Since his feature film debut in 2003 with House of 1000 Corpses, Rob Zombie’s directorial career has mostly trended downwards. Corpses wasn’t a smash hit but it has gained a cult following over the years and is an entertaining watch at the very least. Zombie hit his peak with its sequel, The Devil’s Rejects. Whereas his previous effort felt more like an homage to The Texas Chain Saw Massacre, The Devil’s Rejects felt like its own film. Zombie proved himself to be a capable director on that film but, ever since, has revealed himself to be a shoddy storyteller at best. Thus is the case with his newest film, 31.
Zombie had a legitimate chance to break out with his remake of slasher classic, Halloween. Instead, what fans received was a vulgar, bloody affair propelled by awful dialogue, a meandering story, and hillbilly characters. Essentially, this is the guide to filmmaking that Rob Zombie now follows. Every subsequent film after The Devil’s Rejects has suffered from the same flaws and they simply continue to get worse.
31 is centered around a group of
hillbillies carnival workers that get kidnapped after a long, arduous scene of them blathering on about nothing. Seriously. From the very beginning, the dialogue is uninteresting, unfunny, unnecessary, and flat out useless. Their captors force them to play a game called “31” in which the goal is to survive for 12 hours. They are hunted by a group known as the “Heads” (Sick, Psycho, Schizo, Death, Sex, and Doom) throughout a large warehouse. The Heads are assigned to do the hunting by three classic looking aristocrats, complete with powdered wigs, lead by Father Murder (Malcolm McDowell).

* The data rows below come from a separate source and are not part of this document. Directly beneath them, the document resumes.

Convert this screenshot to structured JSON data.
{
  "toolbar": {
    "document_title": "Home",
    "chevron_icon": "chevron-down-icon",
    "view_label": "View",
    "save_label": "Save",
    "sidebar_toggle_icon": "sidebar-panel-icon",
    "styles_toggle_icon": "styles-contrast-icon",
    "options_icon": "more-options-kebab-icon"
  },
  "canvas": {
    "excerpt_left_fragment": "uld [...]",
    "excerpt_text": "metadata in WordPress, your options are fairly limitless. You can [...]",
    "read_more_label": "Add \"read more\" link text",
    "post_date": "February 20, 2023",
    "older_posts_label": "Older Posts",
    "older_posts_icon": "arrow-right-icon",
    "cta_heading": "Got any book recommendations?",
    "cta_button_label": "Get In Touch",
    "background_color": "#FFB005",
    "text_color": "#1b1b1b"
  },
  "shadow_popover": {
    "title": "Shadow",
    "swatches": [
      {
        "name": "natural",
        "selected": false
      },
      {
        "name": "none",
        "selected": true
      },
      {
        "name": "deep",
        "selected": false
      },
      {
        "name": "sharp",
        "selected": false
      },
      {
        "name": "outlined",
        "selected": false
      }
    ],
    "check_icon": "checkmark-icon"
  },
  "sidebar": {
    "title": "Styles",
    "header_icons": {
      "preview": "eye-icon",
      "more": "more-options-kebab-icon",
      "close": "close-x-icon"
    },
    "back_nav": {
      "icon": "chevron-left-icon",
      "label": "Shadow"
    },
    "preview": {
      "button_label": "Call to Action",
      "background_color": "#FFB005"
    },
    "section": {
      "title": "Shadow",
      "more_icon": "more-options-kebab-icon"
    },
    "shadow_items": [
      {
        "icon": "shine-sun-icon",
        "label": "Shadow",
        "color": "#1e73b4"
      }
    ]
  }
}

Firstly, the cast is made up of many of Rob Zombie’s past collaborators. Of course, his wife, Sheri Moon Zombie, plays one of the lead characters, Charly, and, yes, she’s objectified as per usual. Jeff Daniel Phillips, Meg Foster, and Judy Geeson recently worked with Zombie in The Lords of Salem while McDowell, Lew Temple, E.G. Daily, and Richard Brake worked with him on his prior films. For the most part, the acting is decent even with Zombie’s atrocious dialogue.

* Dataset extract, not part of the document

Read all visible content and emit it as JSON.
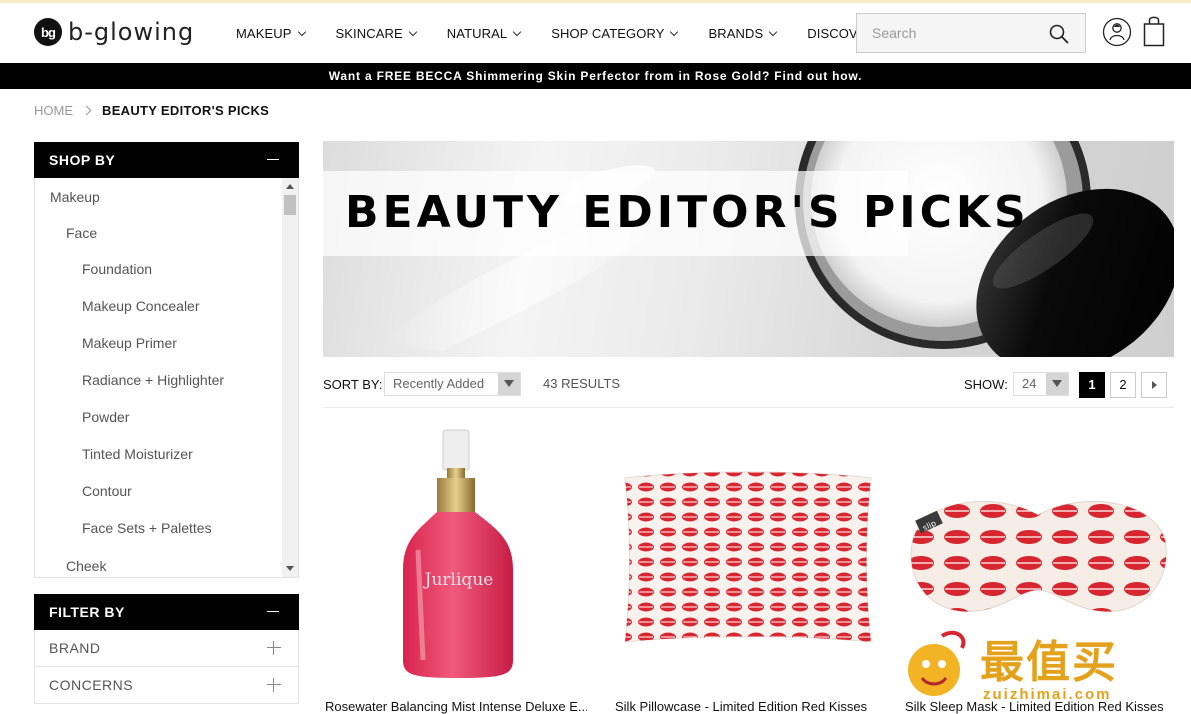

Of the aforementioned actors, it’s Richard Brake’s character, Doom-Head, that steals the show. While characters like Psycho-Head and Schizo-Head are, for lack of a better term, psychotic, Doom-Head is cold, calculated, and unforgiving. The monologues he gives to his impending victims aren’t threats. They’re fact. He has every intention of murdering his prey but also wants them to know that he’s going to enjoy it. The only negatives of his character are an unfortunate and embarrassing sex scene and some excessive cursing.

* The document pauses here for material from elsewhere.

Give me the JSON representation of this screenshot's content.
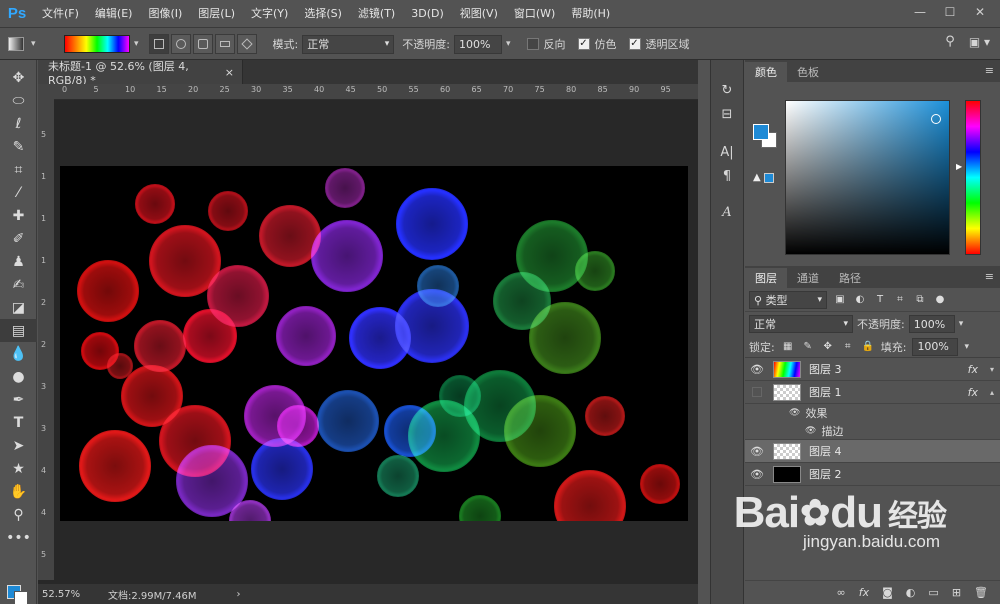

Another positive of 31 is Zombie’s technical skills. For as bad as he is at writing dialogue and concise stories, he has an eye for interesting shots and set design. The imagery in this film is excellent and it truly makes you wish that he was able to furnish a better overall product. In particular, there’s a scene in which Sex-Head (E.G. Daily) is slowly closing in on Roscoe (Jeff Daniel Phillips). There’s a blue strobe light flickering and her wide eyes and facepaint pierce through the darkness during the strobe effect. It results in a legitimately chilling image that is definitely a brief standout moment in the film.
Another highlight of 31 is the original soundtrack. As usual in a Zombie film, there is plenty of popular music but it’s the score that sticks out this time around. Written by Zombie, John 5, Chris “Zeuss” Harris, and Bob Marlette, the music is simple and haunting. Sometimes it’s easy to overlook the music. However, during some of the quieter suspenseful moments, it’s given time to shine.
Most of what has been said about the film is in regards to Zombie’s technical skills despite his inept screenwriting. Unfortunately, there just isn’t much to say about the story in 31. There is no story. All that happens is killing. The audience learns nothing about the characters or the game itself. There’s no explanation as to why Charly and her friends were targeted or why Father Murder and his associates do what they do. Everything is completely senseless. If anything, it’s a ripoff of House of 1000 Corpses in style. It even rips off a few plot points from that film. 31 just isn’t nearly as memorable or entertaining.
Over the years, Rob Zombie continues to prove that he’s a flash in the pan in the world of film. His first two films were his best works and he has gotten depressingly worse since. What’s most unfortunate is that, again, his technical skills have gotten so good. His propensity for good camerawork, set design, and mood is perfect for the horror genre. Also, the cinematography on his films, especially The Lords of Salem, has been fantastic. Rob Zombie is just unable to make that next step towards being a legitimate filmmaker. Vulgarity, excessive violence, and ugliness define 31 and none of those terms come with endearment. It’s no doubt that while Zombie was trying to return to his roots with 31, instead, he produced his worst film yet.